История полна драматических примеров, показывающих одновременно и слепую ярость религиозного фанатизма, и высочайшие взлеты человеческого духа. 

Истина дороже! И в пламени костра, разожженного католической инквизицией, сгорел, но не отрекся от истины Джордано Бруно! Истина дороже! И во имя ее погибает растерзанная толпой фанатиков первая женщина-ученый Гипатия! 

Истина дороже! С яростной ненавистью расправляется мусульманское духовенство с Улугбеком… 

Конечно, не все, кто погибал во имя своих убеждений, погибали во имя истины. 

Ведь и католическая, и православная церковь накопили целые легионы мучеников за веру. Да и старообрядцы, сгорая в срубах и на кострах, отстаивали лишь собственные взгляды на православную веру. Но мученики, погибшие во имя своих убеждений, пусть и не всегда истинных, оставили нам в наследство понимание того, что искренние убеждения человека нельзя изменить насильственным путем. 

Сегодня даже высшие церковные иерархи признают, что во времена мрачного средневековья церковь совершила немало ошибок.
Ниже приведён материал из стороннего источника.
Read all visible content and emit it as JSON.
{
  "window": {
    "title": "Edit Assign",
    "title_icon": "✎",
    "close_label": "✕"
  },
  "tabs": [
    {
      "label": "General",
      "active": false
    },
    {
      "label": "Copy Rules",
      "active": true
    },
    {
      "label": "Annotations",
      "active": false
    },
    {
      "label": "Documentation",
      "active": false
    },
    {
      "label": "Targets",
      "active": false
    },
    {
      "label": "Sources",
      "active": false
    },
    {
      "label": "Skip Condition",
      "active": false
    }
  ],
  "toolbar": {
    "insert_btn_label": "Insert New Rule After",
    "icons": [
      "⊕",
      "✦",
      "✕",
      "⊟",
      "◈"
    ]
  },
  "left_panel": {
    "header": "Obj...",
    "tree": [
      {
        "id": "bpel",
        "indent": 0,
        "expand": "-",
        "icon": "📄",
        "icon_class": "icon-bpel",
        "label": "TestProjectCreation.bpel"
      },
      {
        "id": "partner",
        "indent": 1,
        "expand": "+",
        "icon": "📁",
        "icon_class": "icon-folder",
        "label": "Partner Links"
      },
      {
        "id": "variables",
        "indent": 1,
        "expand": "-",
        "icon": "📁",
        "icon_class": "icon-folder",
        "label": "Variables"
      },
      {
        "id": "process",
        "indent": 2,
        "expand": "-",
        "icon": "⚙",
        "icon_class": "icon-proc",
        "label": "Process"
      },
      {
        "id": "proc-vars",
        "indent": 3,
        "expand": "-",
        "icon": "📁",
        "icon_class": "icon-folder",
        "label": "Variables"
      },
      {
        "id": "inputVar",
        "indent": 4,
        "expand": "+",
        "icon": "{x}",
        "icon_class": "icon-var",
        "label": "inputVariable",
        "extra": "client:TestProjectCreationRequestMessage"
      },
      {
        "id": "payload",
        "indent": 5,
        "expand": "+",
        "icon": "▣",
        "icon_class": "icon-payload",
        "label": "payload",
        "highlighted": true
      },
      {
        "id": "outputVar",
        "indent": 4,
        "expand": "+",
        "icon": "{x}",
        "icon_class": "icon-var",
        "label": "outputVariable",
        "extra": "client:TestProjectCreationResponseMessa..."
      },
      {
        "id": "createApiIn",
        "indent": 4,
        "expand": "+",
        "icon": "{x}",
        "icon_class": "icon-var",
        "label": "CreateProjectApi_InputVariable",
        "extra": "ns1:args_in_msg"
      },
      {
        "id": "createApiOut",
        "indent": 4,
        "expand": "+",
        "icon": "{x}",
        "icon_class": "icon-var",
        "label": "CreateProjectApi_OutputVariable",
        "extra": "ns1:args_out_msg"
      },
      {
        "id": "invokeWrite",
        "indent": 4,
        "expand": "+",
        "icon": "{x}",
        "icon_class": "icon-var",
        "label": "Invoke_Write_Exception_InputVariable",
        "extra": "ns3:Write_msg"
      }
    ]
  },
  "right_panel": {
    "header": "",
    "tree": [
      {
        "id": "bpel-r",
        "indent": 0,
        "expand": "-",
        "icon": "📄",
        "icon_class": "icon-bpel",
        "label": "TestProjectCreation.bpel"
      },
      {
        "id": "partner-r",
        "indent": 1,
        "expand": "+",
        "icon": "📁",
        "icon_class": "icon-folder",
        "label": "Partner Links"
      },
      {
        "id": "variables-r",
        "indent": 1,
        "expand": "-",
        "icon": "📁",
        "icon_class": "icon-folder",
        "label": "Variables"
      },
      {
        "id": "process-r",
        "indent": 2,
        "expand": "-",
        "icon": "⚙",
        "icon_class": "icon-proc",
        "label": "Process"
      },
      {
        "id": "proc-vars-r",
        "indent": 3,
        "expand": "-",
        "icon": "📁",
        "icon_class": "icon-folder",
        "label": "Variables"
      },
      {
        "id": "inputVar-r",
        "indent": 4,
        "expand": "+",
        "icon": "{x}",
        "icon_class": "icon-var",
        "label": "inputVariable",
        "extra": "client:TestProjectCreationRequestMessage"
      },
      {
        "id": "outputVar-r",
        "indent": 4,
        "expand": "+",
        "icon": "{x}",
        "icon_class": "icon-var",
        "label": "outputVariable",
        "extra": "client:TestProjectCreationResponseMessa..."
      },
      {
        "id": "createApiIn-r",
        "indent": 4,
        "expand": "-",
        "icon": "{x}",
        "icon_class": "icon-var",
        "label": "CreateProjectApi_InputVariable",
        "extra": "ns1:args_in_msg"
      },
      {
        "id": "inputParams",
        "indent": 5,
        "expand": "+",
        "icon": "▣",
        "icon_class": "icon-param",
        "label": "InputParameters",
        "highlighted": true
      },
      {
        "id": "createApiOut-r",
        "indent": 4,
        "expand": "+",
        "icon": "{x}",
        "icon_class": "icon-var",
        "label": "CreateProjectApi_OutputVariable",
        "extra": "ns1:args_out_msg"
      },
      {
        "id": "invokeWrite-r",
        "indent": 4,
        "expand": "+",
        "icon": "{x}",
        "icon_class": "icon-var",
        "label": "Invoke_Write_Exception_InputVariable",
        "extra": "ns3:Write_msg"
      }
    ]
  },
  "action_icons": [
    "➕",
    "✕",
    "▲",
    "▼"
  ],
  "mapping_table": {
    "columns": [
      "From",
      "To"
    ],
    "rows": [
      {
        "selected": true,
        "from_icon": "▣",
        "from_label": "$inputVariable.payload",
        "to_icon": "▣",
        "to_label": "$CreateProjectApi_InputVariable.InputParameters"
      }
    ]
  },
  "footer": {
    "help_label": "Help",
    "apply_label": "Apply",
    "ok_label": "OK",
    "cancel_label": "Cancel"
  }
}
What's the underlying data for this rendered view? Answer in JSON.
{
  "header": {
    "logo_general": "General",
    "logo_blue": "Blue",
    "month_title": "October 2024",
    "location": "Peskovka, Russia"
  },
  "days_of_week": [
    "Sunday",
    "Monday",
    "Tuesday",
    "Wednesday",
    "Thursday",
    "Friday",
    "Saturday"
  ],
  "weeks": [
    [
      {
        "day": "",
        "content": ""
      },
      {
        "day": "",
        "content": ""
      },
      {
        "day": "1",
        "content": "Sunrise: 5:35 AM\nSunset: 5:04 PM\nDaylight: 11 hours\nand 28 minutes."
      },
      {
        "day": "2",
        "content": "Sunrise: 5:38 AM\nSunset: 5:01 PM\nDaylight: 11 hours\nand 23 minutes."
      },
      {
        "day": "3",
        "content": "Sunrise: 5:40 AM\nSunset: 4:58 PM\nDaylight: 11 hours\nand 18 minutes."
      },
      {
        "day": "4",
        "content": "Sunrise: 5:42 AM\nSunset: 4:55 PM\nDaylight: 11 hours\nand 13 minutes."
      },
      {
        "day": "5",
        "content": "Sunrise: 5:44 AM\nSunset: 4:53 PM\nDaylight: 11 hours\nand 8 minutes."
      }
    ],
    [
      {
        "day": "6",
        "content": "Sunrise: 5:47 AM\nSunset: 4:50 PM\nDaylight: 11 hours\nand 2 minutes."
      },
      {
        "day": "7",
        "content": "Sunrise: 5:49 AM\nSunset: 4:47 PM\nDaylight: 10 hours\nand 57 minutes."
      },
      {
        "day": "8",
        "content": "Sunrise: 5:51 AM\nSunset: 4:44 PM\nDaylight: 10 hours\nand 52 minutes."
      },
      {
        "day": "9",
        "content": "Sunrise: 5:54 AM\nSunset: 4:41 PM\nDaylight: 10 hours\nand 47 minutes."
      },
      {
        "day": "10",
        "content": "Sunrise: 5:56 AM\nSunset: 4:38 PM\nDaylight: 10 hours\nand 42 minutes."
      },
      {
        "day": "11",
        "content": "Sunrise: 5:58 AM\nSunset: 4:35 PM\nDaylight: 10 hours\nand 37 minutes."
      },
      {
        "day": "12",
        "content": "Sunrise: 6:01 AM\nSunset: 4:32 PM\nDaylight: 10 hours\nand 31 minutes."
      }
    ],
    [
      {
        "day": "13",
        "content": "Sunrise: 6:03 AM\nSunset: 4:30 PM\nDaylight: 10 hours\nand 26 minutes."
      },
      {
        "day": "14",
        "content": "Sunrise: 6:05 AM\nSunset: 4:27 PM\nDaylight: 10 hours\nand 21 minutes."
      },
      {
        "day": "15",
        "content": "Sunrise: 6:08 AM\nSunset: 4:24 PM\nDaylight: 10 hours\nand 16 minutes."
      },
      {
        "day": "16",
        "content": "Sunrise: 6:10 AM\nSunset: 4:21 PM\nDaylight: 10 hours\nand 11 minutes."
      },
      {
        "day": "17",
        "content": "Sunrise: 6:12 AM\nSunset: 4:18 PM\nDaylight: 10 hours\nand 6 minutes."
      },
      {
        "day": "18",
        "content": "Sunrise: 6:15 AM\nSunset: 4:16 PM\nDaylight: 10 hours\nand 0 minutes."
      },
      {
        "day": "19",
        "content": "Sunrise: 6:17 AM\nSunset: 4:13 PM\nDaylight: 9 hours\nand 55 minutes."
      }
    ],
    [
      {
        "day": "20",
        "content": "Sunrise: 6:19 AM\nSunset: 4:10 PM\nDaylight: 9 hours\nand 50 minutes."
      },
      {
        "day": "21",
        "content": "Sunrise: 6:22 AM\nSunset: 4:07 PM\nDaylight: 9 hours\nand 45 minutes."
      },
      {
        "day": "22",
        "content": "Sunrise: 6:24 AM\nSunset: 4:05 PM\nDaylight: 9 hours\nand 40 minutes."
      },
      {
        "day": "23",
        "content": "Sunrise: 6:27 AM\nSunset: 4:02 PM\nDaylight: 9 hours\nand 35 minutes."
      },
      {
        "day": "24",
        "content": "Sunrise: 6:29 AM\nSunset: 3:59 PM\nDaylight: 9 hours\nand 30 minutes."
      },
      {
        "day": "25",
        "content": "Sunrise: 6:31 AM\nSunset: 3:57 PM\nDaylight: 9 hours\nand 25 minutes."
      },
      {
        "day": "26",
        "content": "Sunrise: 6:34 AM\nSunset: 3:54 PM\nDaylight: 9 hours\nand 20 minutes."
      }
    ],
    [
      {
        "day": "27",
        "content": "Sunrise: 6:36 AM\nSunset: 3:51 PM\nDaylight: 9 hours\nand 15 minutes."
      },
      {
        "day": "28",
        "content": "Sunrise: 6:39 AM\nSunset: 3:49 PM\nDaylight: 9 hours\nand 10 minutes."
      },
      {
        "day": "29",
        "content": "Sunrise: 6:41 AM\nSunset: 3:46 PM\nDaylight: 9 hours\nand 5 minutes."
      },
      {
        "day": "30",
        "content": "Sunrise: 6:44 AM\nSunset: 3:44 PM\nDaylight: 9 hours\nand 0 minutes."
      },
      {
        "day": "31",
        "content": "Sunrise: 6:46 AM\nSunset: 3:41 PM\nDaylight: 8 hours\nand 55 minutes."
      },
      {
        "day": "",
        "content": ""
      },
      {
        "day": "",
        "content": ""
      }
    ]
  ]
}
Иначе не была бы причислена католической церковью к лику «святых» Жанна д’Арк, не был бы поднят вопрос о реабилитации Галилея, не были бы осуждены свирепые гонения на старообрядцев. 

Но и сегодня наиболее фанатичные представители духовенства готовы очернить людей, покидающих их стан. 

Вряд ли найдется среди порвавших с православной церковью и публично отрекшихся от религии бывших ее служителей хоть один (а их трудно даже сосчитать), кого не пытались бы обесчестить и оболгать фанатики. 

Не избежал этой участи и А. А. Осипов. И его пытались очернить; несмотря на его книги, статьи, выступления по радио и лекции в различных аудиториях, среди верующих то и дело разносились слухи, что Осипов, мол, покаялся и вот-вот вернется в лоно церкви.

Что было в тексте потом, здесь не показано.